(Nick Anderson via GoComics.com)
In the key Florida market at least, the Republican’s long-term scheme to encourage short-term thinking may be working. Dave Weigel on “Paul Ryan’s successfully vague campaign to promise “current seniors” the moon“:
One of the pure joys of campaign reporting is the “headlines” e-mail. When a candidate has a particularly good day—a killer debate, a speech that goes off with no falling lights or flags—journalists get a missive from the campaign that runs through the bedazzled takes of your peers. The subtext is this: Why haven’t you written your story about how fantastic we’re doing?
On Saturday, shortly after Rep. Paul Ryan spoke at The Villages in Florida, the Romney campaign sent out no fewer than 14 incredible headlines. “Nothing but Cheers for Paul Ryan’s Medicare Plan at The Villages,” reported the Tampa Bay Times. (The planned community, where souped-up golf carts dominate the roads, is a Republican stronghold.) “Ryan Campaigns With Mother, Vows To Protect Medicare for Seniors,” reported the Hill.

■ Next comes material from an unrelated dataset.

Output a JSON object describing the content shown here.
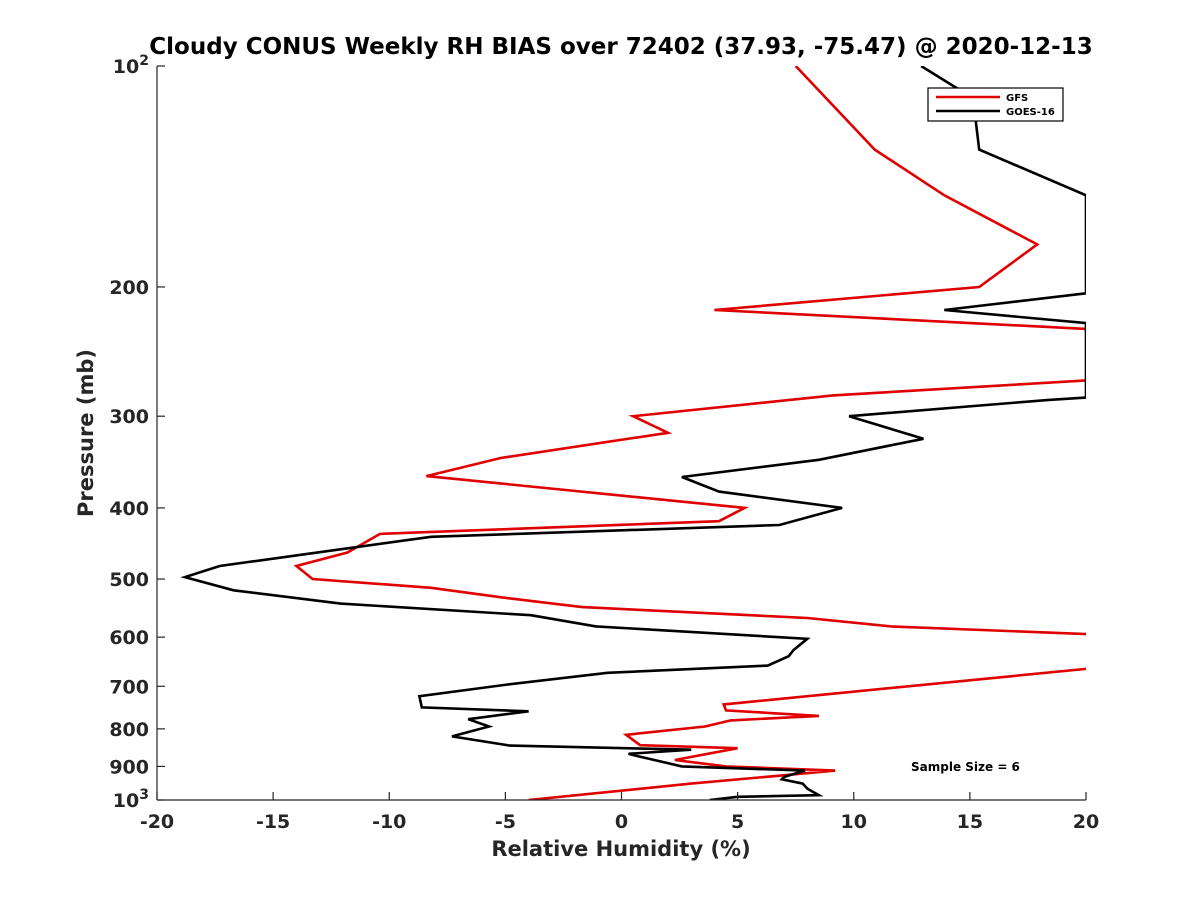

And so on. The point of all this: proving that the first “Medi-scare” battle of the election is ending and that Republicans have fought it to a draw. Ryan got his message down to a zinger, and repeated it all week. “We want this debate,” he said. “We need this debate. And we will win this debate.”
It just depends what the meaning of “this” is. To keep on winning the Medicare debate, Ryan needs to please three groups of people. They are: conservative voters who are fine with any Medicare scale-back, conservatives who are fine with any Medicare reforms that don’t affect them, and swing voters who aren’t sure what they want. The campaign has moved on now, and our cable chyrons and Web leads have been given over to Todd Akin. Look back at Week 1, though, and Ryan’s done a stellar job pleasing all parties….
Read the whole thing, and think dark thoughts:
… It’s solid campaign patter. Ryan alternates between the specific, like when the plans would switch over, and the vague. He’ll keep “the promise” of Medicare, which is different than keeping Medicare as it is. He’ll keep a “guarantee” of coverage, which is different than keeping it a full-coverage entitlement. I don’t see anyone who’s already inclined to vote Republican having a problem with this. And those swing voters? They’ve got to be reading the pretty headlines.